Senate seats and population size
When it comes to the Senate, 66% of adults say that the method of determining representation in the upper chamber should not be changed, and all states should continue to have two senators regardless of population size. Roughly half as many (32%) say that the Constitution should be amended so that states with larger populations have more senators than smaller states.
Eight-in-ten Republicans favor maintaining the Senate’s present structure.
Among Democrats, a narrower majority (54%) favor the current allocation, while 45% say the Constitution should be amended.
The views of independents are similar to the overall public’s views, with 65% preferring to keep the current system as-is. However, Democratic-leaning independents’ views are nearly identical to Democratic partisans’ views, while Republican-leaning independents’ views are nearly identical to Republicans’ views.
Younger adults more supportive of structural changes
Younger adults are more likely than older adults to favor a popular vote for president, an expansion of the House of Representatives and a change to the way representation in the Senate is apportioned.
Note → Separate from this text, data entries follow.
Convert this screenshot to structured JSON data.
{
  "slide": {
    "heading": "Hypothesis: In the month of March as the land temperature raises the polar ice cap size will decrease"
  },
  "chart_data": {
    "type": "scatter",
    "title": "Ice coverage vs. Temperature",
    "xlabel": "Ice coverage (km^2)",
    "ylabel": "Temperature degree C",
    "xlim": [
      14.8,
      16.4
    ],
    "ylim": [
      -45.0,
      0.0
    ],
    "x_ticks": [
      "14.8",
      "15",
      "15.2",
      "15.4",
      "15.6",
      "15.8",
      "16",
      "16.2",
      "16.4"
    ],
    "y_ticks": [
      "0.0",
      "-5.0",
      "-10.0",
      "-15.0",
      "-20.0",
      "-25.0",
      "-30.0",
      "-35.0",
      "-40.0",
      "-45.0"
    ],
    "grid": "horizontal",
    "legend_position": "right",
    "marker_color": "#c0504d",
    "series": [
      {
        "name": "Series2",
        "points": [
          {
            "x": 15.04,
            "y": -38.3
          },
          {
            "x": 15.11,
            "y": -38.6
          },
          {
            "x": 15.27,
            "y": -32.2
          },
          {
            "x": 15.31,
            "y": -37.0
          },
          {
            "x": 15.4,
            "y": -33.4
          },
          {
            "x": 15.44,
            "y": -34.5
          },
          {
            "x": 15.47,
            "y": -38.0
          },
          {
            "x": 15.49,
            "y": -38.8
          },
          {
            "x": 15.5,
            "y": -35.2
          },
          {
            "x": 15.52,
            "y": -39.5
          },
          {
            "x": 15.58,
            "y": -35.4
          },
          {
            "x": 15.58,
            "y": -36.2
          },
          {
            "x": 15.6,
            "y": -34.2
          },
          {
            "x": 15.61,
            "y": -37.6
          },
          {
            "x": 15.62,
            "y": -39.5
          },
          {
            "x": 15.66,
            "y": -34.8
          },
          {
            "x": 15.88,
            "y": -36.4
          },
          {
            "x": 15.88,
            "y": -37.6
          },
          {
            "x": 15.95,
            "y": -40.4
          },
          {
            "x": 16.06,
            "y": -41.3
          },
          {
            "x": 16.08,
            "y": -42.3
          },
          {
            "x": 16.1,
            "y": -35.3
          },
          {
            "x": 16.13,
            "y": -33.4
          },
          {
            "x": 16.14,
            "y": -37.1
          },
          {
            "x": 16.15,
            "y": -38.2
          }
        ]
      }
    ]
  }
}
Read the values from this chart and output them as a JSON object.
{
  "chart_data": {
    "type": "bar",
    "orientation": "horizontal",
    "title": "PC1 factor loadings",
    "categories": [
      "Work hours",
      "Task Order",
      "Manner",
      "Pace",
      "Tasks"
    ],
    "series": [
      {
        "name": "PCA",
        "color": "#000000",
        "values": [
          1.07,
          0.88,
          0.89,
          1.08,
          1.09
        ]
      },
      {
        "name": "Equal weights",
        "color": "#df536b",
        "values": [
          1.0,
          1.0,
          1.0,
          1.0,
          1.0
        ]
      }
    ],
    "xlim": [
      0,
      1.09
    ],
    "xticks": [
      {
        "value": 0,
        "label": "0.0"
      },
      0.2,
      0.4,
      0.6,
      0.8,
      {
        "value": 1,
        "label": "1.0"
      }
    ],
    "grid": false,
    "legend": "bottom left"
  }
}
While majorities of adults across age groups support changing the presidential election system so the candidate who wins the popular vote wins the election, this view is more common among those under 50 (69%) than among those ages 50 and older (61%).
Age differences are larger when it comes to changes to the structure of Congress, with support for changes decreasing with age. Adults under 30 are much more likely than those 65 and older to say both that the number of House members should be increased (44% vs. 17%) and that the Constitution should be amended so that more populous states have more senators than smaller states (45% vs. 18%).